Applying the theory of planned behavior to explore HAART adherence among HIV-positive immigrant Latinos: Elicitation interview results
ABSTRACT This study explored influences on intention to adhere to highly active antiretroviral therapy (HAART) among immigrant Latinos living with HIV/AIDS in the southeastern USA.
Our community-based participatory research (CBPR) partnership completed individual in-depth interviews with 25 immigrant Latinos, based on the theory of planned behavior (TPB), to explore beliefs toward HAART adherence and HIV testing.
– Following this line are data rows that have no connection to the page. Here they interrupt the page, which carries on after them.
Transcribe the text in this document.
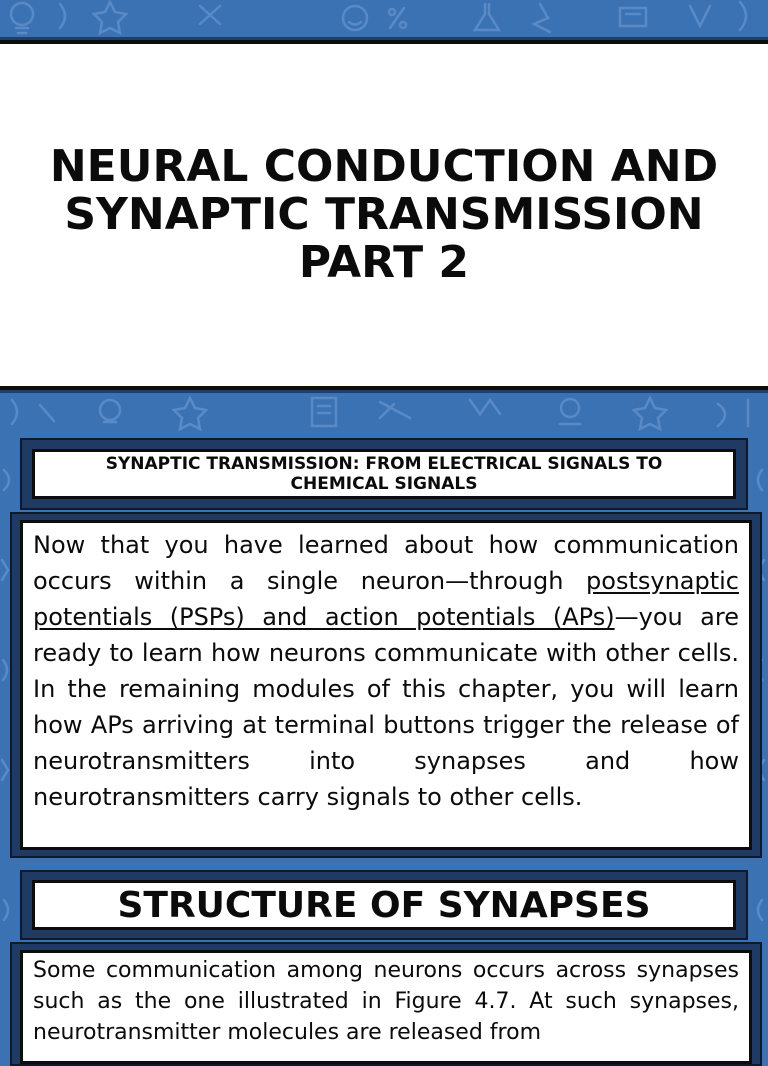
NEURAL CONDUCTION AND
SYNAPTIC TRANSMISSION
PART 2
SYNAPTIC TRANSMISSION: FROM ELECTRICAL SIGNALS TO
CHEMICAL SIGNALS

Now that you have learned about how communication occurs within a single neuron—through postsynaptic potentials (PSPs) and action potentials (APs)—you are ready to learn how neurons communicate with other cells. In the remaining modules of this chapter, you will learn how APs arriving at terminal buttons trigger the release of neurotransmitters into synapses and how neurotransmitters carry signals to other cells.

STRUCTURE OF SYNAPSES

Some communication among neurons occurs across synapses such as the one illustrated in Figure 4.7. At such synapses, neurotransmitter molecules are released from
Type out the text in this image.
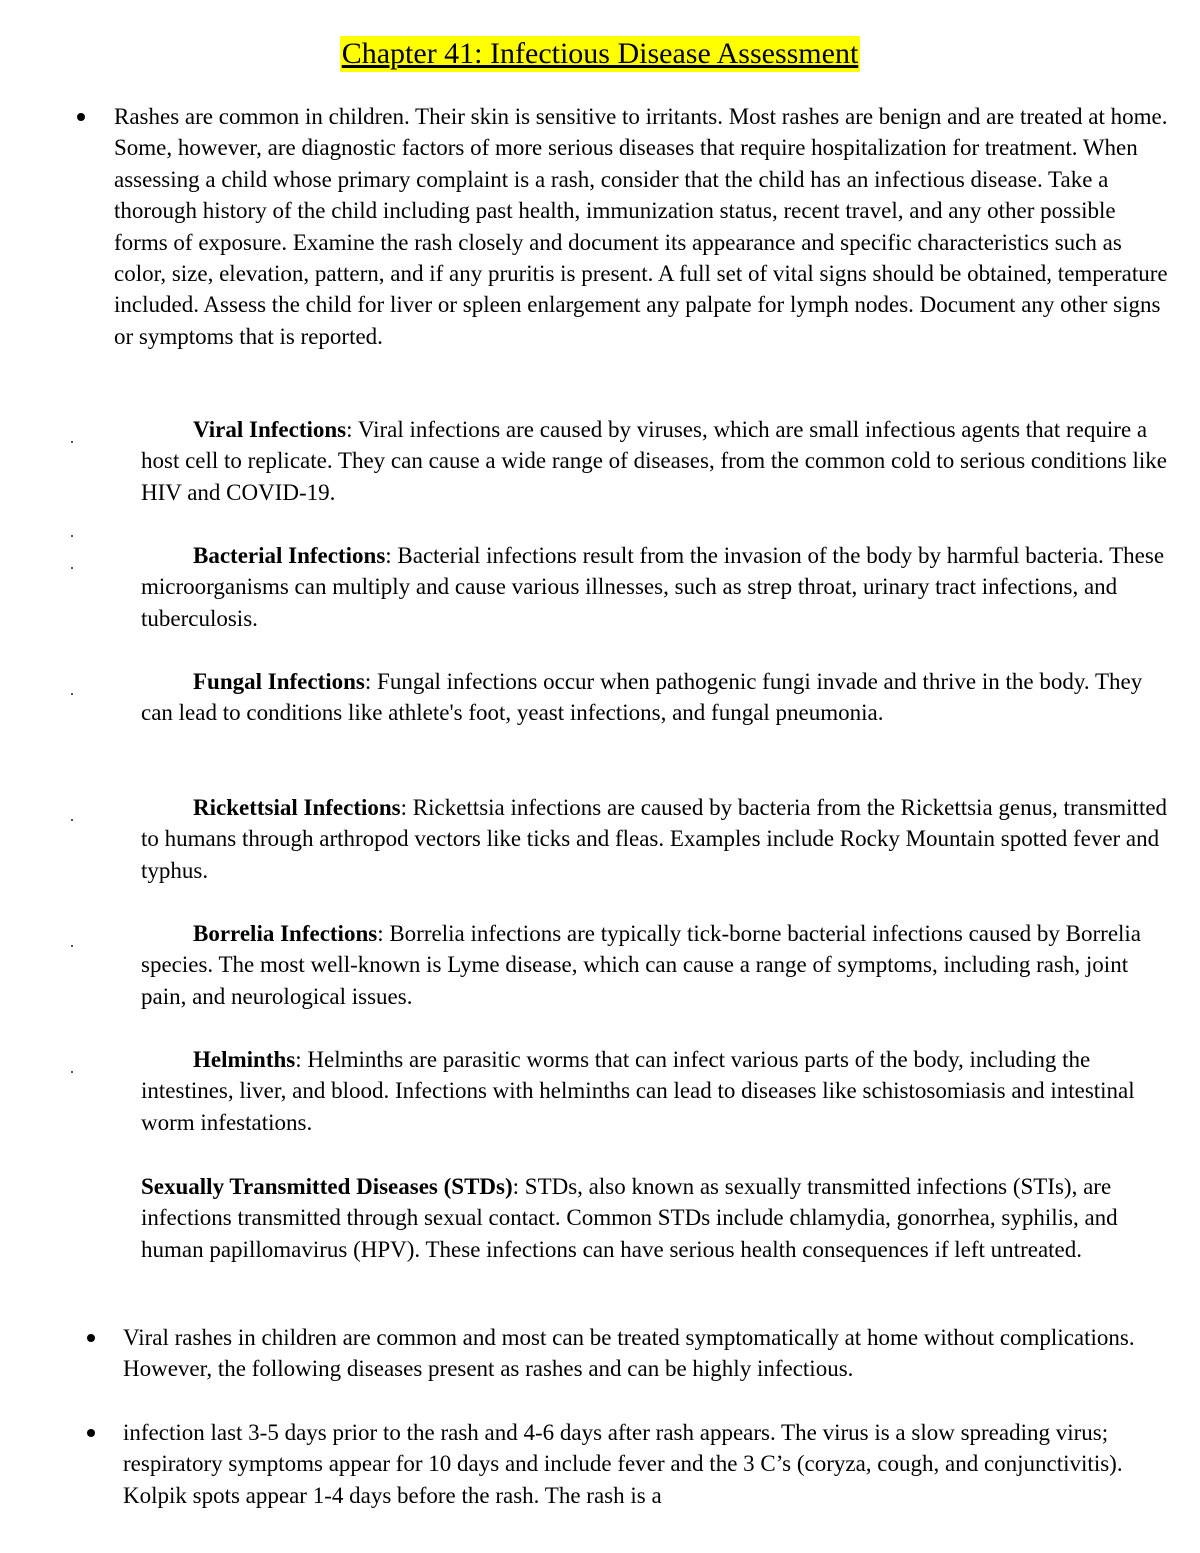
Chapter 41: Infectious Disease Assessment
Rashes are common in children. Their skin is sensitive to irritants. Most rashes are benign and are treated at home. Some, however, are diagnostic factors of more serious diseases that require hospitalization for treatment. When assessing a child whose primary complaint is a rash, consider that the child has an infectious disease. Take a thorough history of the child including past health, immunization status, recent travel, and any other possible forms of exposure. Examine the rash closely and document its appearance and specific characteristics such as color, size, elevation, pattern, and if any pruritis is present. A full set of vital signs should be obtained, temperature included. Assess the child for liver or spleen enlargement any palpate for lymph nodes. Document any other signs or symptoms that is reported.
Viral Infections: Viral infections are caused by viruses, which are small infectious agents that require a host cell to replicate. They can cause a wide range of diseases, from the common cold to serious conditions like HIV and COVID-19.
Bacterial Infections: Bacterial infections result from the invasion of the body by harmful bacteria. These microorganisms can multiply and cause various illnesses, such as strep throat, urinary tract infections, and tuberculosis.
Fungal Infections: Fungal infections occur when pathogenic fungi invade and thrive in the body. They can lead to conditions like athlete's foot, yeast infections, and fungal pneumonia.
Rickettsial Infections: Rickettsia infections are caused by bacteria from the Rickettsia genus, transmitted to humans through arthropod vectors like ticks and fleas. Examples include Rocky Mountain spotted fever and typhus.
Borrelia Infections: Borrelia infections are typically tick-borne bacterial infections caused by Borrelia species. The most well-known is Lyme disease, which can cause a range of symptoms, including rash, joint pain, and neurological issues.
Helminths: Helminths are parasitic worms that can infect various parts of the body, including the intestines, liver, and blood. Infections with helminths can lead to diseases like schistosomiasis and intestinal worm infestations.
Sexually Transmitted Diseases (STDs): STDs, also known as sexually transmitted infections (STIs), are infections transmitted through sexual contact. Common STDs include chlamydia, gonorrhea, syphilis, and human papillomavirus (HPV). These infections can have serious health consequences if left untreated.
Viral rashes in children are common and most can be treated symptomatically at home without complications. However, the following diseases present as rashes and can be highly infectious.
infection last 3-5 days prior to the rash and 4-6 days after rash appears. The virus is a slow spreading virus; respiratory symptoms appear for 10 days and include fever and the 3 C’s (coryza, cough, and conjunctivitis). Kolpik spots appear 1-4 days before the rash. The rash is a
Participants identified (a) seven outcomes of treatment adherence (e.g., "feeling good" and "controlling the virus"), (b) six groups of persons influencing adherence (e.g., family, partner/spouse), and (c) nine impediments to adherence (e.g., appointment scheduling, side effects of treatment). Fear of deportation, perceived costs of services, and barriers to communication emerged as impediments to both HAART adherence and HIV testing.
The findings suggest the utility of TPB in identifying factors to enhance HAART adherence among immigrant Latinos. Future research should explore the extent to which these identified TPB components quantitatively influence adherence intention and immunological and virological outcomes.
Culturally congruent interventions for immigrant Latinos may need to focus on facilitators of adherence, influential referent groups, and destigmatizing HIV/AIDS.